“小黑,你没事吧。想不到对方这么卑劣,一直在找你下手。”钱重问躺在地上的路思远。
“不碍事,只是破了个口子,还好你提醒的及时,我也有所防备。”路思远勉强笑了笑。
“这口子有点深啊,恢复的不好以后可能会有块小伤疤,天气也热起来了,当心别发炎灌脓,沾水洗澡的时候注意点。”钱重蹲下来揭开纱布,帮他换了下药。
“我们把青春中最宝贵的光阴都奉献给了这所学校,可这所学校却给了我们一道永远无法愈合的伤口。

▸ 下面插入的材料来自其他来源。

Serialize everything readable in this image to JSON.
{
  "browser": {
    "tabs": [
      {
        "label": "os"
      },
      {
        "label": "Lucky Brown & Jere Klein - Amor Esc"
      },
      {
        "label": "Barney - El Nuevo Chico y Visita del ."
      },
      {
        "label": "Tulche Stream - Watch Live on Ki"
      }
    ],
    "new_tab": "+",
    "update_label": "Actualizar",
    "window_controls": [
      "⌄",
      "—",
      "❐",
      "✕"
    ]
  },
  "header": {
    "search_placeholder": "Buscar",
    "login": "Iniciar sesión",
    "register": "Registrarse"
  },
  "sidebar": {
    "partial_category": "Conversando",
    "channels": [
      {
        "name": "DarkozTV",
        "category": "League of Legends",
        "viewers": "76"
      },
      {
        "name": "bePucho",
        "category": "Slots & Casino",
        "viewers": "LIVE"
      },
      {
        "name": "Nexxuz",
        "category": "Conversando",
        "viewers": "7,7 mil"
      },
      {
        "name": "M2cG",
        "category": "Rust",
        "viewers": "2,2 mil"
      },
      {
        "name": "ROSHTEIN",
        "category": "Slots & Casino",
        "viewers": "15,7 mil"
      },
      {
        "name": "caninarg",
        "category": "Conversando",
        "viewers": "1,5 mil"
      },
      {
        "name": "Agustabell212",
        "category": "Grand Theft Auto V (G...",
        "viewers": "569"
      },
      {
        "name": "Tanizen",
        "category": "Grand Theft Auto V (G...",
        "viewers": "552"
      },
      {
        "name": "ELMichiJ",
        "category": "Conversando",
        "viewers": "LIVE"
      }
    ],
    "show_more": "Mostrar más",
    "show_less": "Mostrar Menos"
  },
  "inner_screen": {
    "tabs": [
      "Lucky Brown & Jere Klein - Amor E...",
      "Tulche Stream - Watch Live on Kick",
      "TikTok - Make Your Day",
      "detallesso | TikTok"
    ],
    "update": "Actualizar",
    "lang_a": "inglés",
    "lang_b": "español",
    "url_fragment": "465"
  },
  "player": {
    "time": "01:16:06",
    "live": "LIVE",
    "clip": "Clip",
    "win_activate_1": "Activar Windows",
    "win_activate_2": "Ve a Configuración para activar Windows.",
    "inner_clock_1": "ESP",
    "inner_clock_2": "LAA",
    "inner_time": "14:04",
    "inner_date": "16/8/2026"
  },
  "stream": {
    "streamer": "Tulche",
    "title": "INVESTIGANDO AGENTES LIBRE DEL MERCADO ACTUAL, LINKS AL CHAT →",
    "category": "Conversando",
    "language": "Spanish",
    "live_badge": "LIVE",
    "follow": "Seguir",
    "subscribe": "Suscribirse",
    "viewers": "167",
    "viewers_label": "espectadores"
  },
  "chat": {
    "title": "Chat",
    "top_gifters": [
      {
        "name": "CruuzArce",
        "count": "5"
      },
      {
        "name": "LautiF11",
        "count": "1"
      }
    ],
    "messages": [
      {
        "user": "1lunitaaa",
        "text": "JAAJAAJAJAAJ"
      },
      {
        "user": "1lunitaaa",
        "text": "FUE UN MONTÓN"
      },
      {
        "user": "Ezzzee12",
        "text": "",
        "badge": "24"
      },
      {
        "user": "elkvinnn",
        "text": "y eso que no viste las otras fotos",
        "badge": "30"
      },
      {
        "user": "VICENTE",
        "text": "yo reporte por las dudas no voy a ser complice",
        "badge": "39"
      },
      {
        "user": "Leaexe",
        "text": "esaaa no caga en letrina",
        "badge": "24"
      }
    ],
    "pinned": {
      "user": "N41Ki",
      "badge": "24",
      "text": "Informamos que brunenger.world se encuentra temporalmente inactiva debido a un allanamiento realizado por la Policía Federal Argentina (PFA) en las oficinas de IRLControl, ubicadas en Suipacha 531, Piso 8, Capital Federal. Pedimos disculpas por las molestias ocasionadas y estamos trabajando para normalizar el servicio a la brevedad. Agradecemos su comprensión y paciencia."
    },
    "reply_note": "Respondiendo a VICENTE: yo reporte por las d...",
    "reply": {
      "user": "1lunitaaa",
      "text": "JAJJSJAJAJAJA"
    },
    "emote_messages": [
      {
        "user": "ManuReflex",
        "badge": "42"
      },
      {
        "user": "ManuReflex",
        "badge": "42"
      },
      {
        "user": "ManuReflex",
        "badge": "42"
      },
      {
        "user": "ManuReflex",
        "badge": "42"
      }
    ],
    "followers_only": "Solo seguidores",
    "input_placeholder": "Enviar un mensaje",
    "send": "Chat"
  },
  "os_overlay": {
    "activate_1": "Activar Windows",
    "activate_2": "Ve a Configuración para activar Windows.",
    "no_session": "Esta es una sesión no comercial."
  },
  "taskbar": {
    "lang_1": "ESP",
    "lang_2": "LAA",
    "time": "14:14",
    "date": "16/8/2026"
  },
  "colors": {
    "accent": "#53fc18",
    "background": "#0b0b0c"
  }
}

”唐天让满面忧伤的说道。
“什么田忌赛马,亏他们想得出来。”钱重冷笑道。
“还好他们没招惹白牛,不然可就没这么轻松了。”丁存笑说道。
“我记得有一回,虫子在操场上和别人吵架理屈词穷时,把人推倒在地后撒腿就跑,边跑边喊:我是四十八班三组最后一个,有本事明天来班上找我。那个位置当时坐的人是白牛,结果可想而知,相当的惨烈啊。”唐天让回忆道。
“不是我,是胖子。那天我正在和言肃打乒乓球,我们还打出了一个小高潮,一个捡球的小高潮!”丁存笑纠正道。
“胡说,明明就是你。那天和言肃打球的人是我,是我打得他满地找球。”钱重反驳道。
“对了,白牛到哪里去了,比赛结束就没见他人了。”唐天让问道。